Just like on the actual front line, Russian cyber capabilities were possibly somewhat overestimated, while Ukraine’s resilience was significantly underestimated.
“This was indeed unexpected by many in the international community,” the team said. “Ukraine’s close cooperation with Western allies in the preceding years in many aspects matured the country’s all-around defensive capabilities, to include on the cyber front line. Creative steps undertaken by Ukraine’s government, which included moving many government systems to foreign data centers and resorting to volunteer groups’ aid rather than the government’s own resources in developing tools and capabilities, coupled with support and technology provided by foreign governments and the private sector, led to Ukraine establishing reactively successful cyber defenses.”
Friday marks one year since the start of the Russia-Ukraine war, a conflict fought on numerous fronts, including cybersecurity. The experts who spoke to Channel Futures said the war has moved decision makers to take cybersecurity even more seriously, as cyberattacks have increased tenfold since the conflict began.
Cybersixgill, a dark web threat intelligence company based in Israel, has published several reports on cybersecurity activity on the dark web and with heavy emphasis on Russian threat actors. The organization studied these actors right before the start of the war.
Cybersixgill’s Christopher Strand
Christopher Strand is Cybersixgill’s chief risk and compliance officer.
“A number of subsequent reports that we’ve put out since the beginning of the conflict have enabled us to study and understand the changing tactics of those threat groups and cybercrime in general,” Strand said. “The effect on us has been positive for helping the rest of the cybersecurity community understand the changing tactics and the changing of that threat state since the conflict began.”

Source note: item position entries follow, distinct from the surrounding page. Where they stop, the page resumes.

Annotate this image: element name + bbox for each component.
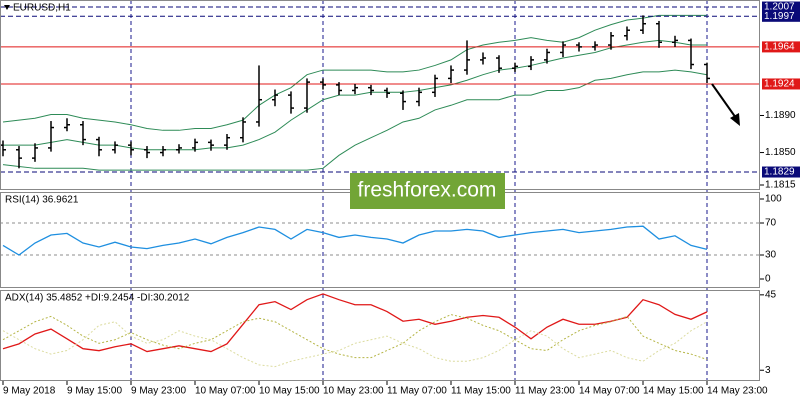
level-label: 1.1997 — [764, 11, 795, 22]
y-tick-label: 1.1890 — [765, 110, 796, 121]
y-tick-label: 3 — [765, 365, 771, 376]
level-label: 1.1964 — [764, 42, 795, 53]
y-tick-label: 70 — [765, 218, 777, 229]
arrow — [711, 83, 737, 119]
y-tick-label: 1.1850 — [765, 147, 796, 158]
adx-panel — [0, 290, 760, 381]
x-tick-label: 14 May 07:00 — [579, 386, 640, 397]
level-label: 1.2007 — [764, 2, 795, 13]
y-tick-label: 45 — [765, 289, 777, 300]
level-label: 1.1829 — [764, 167, 795, 178]
panel-title: EURUSD,H1 — [13, 3, 71, 14]
x-tick-label: 9 May 2018 — [3, 386, 56, 397]
panel-title: ADX(14) 35.4852 +DI:9.2454 -DI:30.2012 — [5, 293, 190, 304]
level-label-box — [762, 10, 800, 22]
watermark: freshforex.com — [358, 179, 497, 202]
y-tick-label: 0 — [765, 274, 771, 285]
x-tick-label: 9 May 15:00 — [67, 386, 122, 397]
level-label-box — [762, 78, 800, 90]
watermark-box — [350, 173, 505, 209]
series-line — [2, 225, 708, 256]
level-label-box — [762, 1, 800, 13]
x-tick-label: 10 May 15:00 — [259, 386, 320, 397]
menu-triangle — [4, 5, 10, 10]
series-line — [2, 314, 708, 360]
band-line — [2, 69, 708, 171]
series-line — [2, 321, 708, 368]
x-tick-label: 11 May 07:00 — [387, 386, 447, 397]
x-tick-label: 14 May 23:00 — [707, 386, 768, 397]
x-tick-label: 11 May 23:00 — [515, 386, 575, 397]
x-tick-label: 10 May 23:00 — [323, 386, 384, 397]
level-label-box — [762, 166, 800, 178]
x-tick-label: 11 May 15:00 — [451, 386, 511, 397]
x-tick-label: 14 May 15:00 — [643, 386, 704, 397]
band-line — [2, 14, 707, 131]
y-tick-label: 100 — [765, 194, 782, 205]
x-tick-label: 9 May 23:00 — [131, 386, 186, 397]
arrow-head — [730, 113, 740, 126]
y-tick-label: 1.1815 — [765, 180, 796, 191]
level-label: 1.1924 — [764, 79, 795, 90]
panel-title: RSI(14) 36.9621 — [5, 195, 79, 206]
level-label-box — [762, 41, 800, 53]
y-tick-label: 30 — [765, 250, 777, 261]
band-line — [3, 39, 707, 151]
x-tick-label: 10 May 07:00 — [195, 386, 256, 397]
series-line — [2, 293, 708, 353]
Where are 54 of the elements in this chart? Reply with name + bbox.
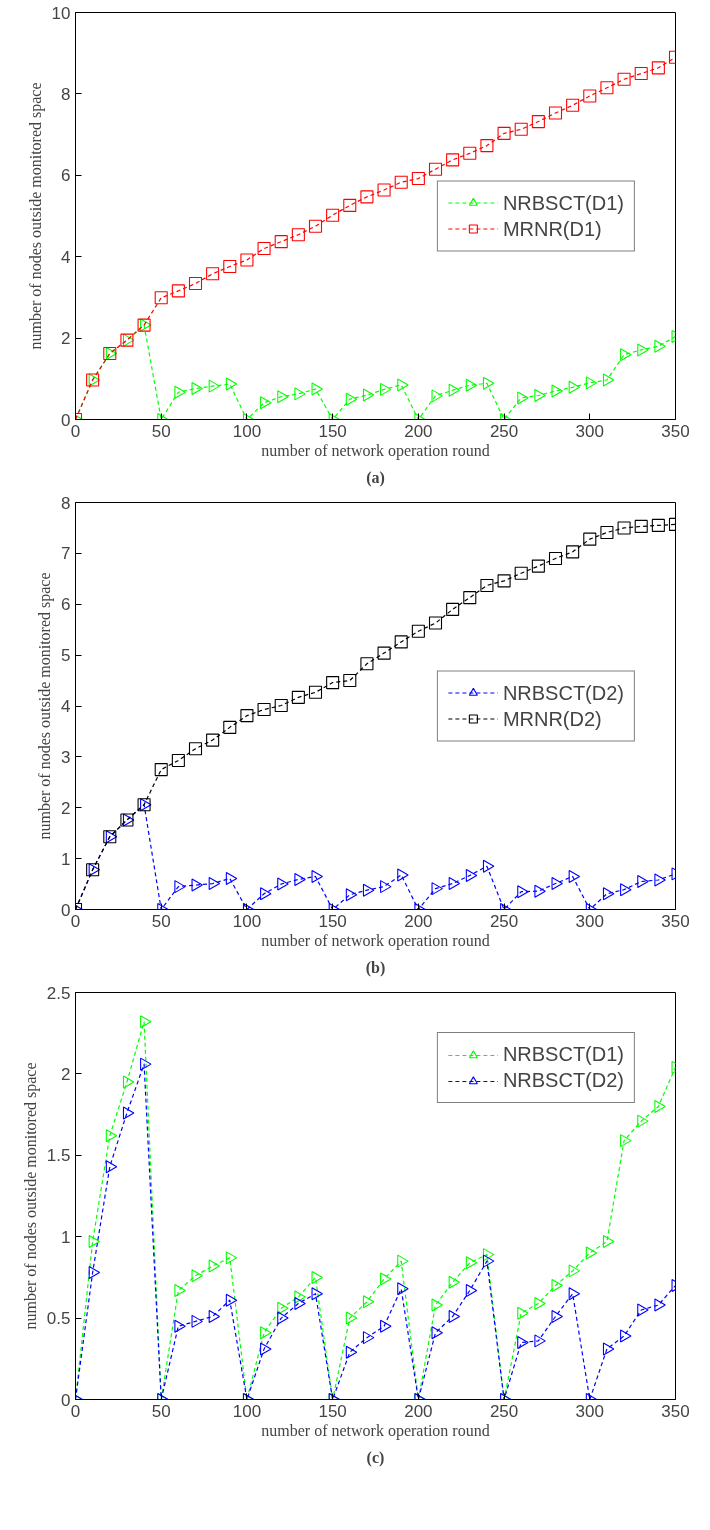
legend-label: NRBSCT(D1) bbox=[502, 191, 624, 214]
x-tick-label: 300 bbox=[575, 911, 604, 931]
x-tick-label: 100 bbox=[232, 1401, 262, 1421]
y-axis-title: number of nodes outside monitored space bbox=[36, 572, 55, 840]
text: (a) bbox=[366, 468, 385, 487]
x-tick-label: 350 bbox=[661, 421, 690, 441]
x-tick-label: 200 bbox=[404, 1401, 433, 1421]
x-tick-label: 200 bbox=[404, 911, 433, 931]
y-tick-label: 2 bbox=[61, 329, 71, 349]
x-tick-label: 50 bbox=[151, 911, 171, 931]
x-tick-label: 150 bbox=[318, 1401, 347, 1421]
y-tick-label: 5 bbox=[61, 646, 71, 666]
x-axis-title: number of network operation round bbox=[261, 1421, 490, 1440]
y-tick-label: 2.5 bbox=[46, 983, 71, 1003]
x-tick-label: 50 bbox=[151, 1401, 171, 1421]
legend-label: NRBSCT(D2) bbox=[502, 1069, 624, 1092]
y-tick-label: 8 bbox=[61, 493, 71, 513]
x-tick-label: 350 bbox=[661, 911, 690, 931]
text: (b) bbox=[365, 958, 386, 977]
legend-label: MRNR(D1) bbox=[502, 217, 602, 240]
y-tick-label: 6 bbox=[61, 595, 71, 615]
text: (c) bbox=[366, 1448, 385, 1467]
y-tick-label: 3 bbox=[61, 747, 71, 767]
y-axis-title: number of nodes outside monitored space bbox=[26, 82, 45, 350]
legend-label: MRNR(D2) bbox=[502, 707, 602, 730]
y-axis-title: number of nodes outside monitored space bbox=[21, 1062, 40, 1330]
legend-label: NRBSCT(D1) bbox=[502, 1043, 624, 1066]
x-tick-label: 150 bbox=[318, 421, 347, 441]
x-tick-label: 250 bbox=[489, 421, 519, 441]
y-tick-label: 10 bbox=[51, 3, 71, 23]
y-tick-label: 0.5 bbox=[46, 1309, 71, 1329]
legend-label: NRBSCT(D2) bbox=[502, 681, 624, 704]
x-tick-label: 250 bbox=[489, 1401, 519, 1421]
y-tick-label: 8 bbox=[61, 84, 71, 104]
y-tick-label: 1 bbox=[61, 1227, 71, 1247]
x-tick-label: 200 bbox=[404, 421, 433, 441]
y-tick-label: 2 bbox=[61, 798, 71, 818]
x-tick-label: 250 bbox=[489, 911, 519, 931]
x-tick-label: 50 bbox=[151, 421, 171, 441]
y-tick-label: 4 bbox=[61, 247, 71, 267]
x-tick-label: 300 bbox=[575, 1401, 604, 1421]
y-tick-label: 6 bbox=[61, 166, 71, 186]
x-tick-label: 300 bbox=[575, 421, 604, 441]
x-axis-title: number of network operation round bbox=[261, 931, 490, 950]
y-tick-label: 1 bbox=[61, 849, 71, 869]
x-tick-label: 100 bbox=[232, 421, 262, 441]
y-tick-label: 1.5 bbox=[46, 1146, 71, 1166]
y-tick-label: 2 bbox=[61, 1064, 71, 1084]
x-axis-title: number of network operation round bbox=[261, 441, 490, 460]
y-tick-label: 7 bbox=[61, 544, 71, 564]
x-tick-label: 350 bbox=[661, 1401, 690, 1421]
x-tick-label: 150 bbox=[318, 911, 347, 931]
y-tick-label: 4 bbox=[61, 697, 71, 716]
x-tick-label: 100 bbox=[232, 911, 262, 931]
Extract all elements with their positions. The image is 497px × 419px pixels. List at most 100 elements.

Threat actors are now trying to acquire graphics cards or processors, phones, drones and other tools not only for cybercrime but for cyber espionage and war tactics. Cybercrime activities are now mirroring what’s happening on the physical battleground, Strand said. Cybercrime groups can shift gears from targeting financial institutions, for example, partly because the Russian cybercrime network is so well established.
New Mandates
When it comes to large companies that operate in the channel, Strand said they should have a strong cybersecurity posture.
“Companies like Microsoft have written the book on what cybersecurity is,” he said. “However, many large organizations responded in a frenzied way to the amount of [U.S.] cybersecurity mandates that were coincidently announced in the first year of the conflict.”
One such mandate was from the FDIC and other federal agencies. In 2022, they changed when a banking organization could report a cybersecurity attack to them, from 72 hours down to 36 hours. And for good reason, experts say.
The global banking industry has been under assault since the start of the war. For instance, distributed-denial-of-service (DDoS) attacks on European banks by Russian hacktivists have significantly increased. DDoS attacks are often the main method cybercriminals use for cyberwarfare.
Funding Cybercrime for War Efforts
Cybercriminals finance their operations in multiple ways, including through ransomware or through the sale of stolen information. However, the ways in which Russia-backed threat actors get money to support their cybercriminal activities have changed during the war.
“Rather than going just to cryptocurrency markets, they’re coordinating with money laundering organizations,” Strand said.
This is to basically get real funds, he added. There’s also a transition toward the trade of certain assets or even commodities in some situations.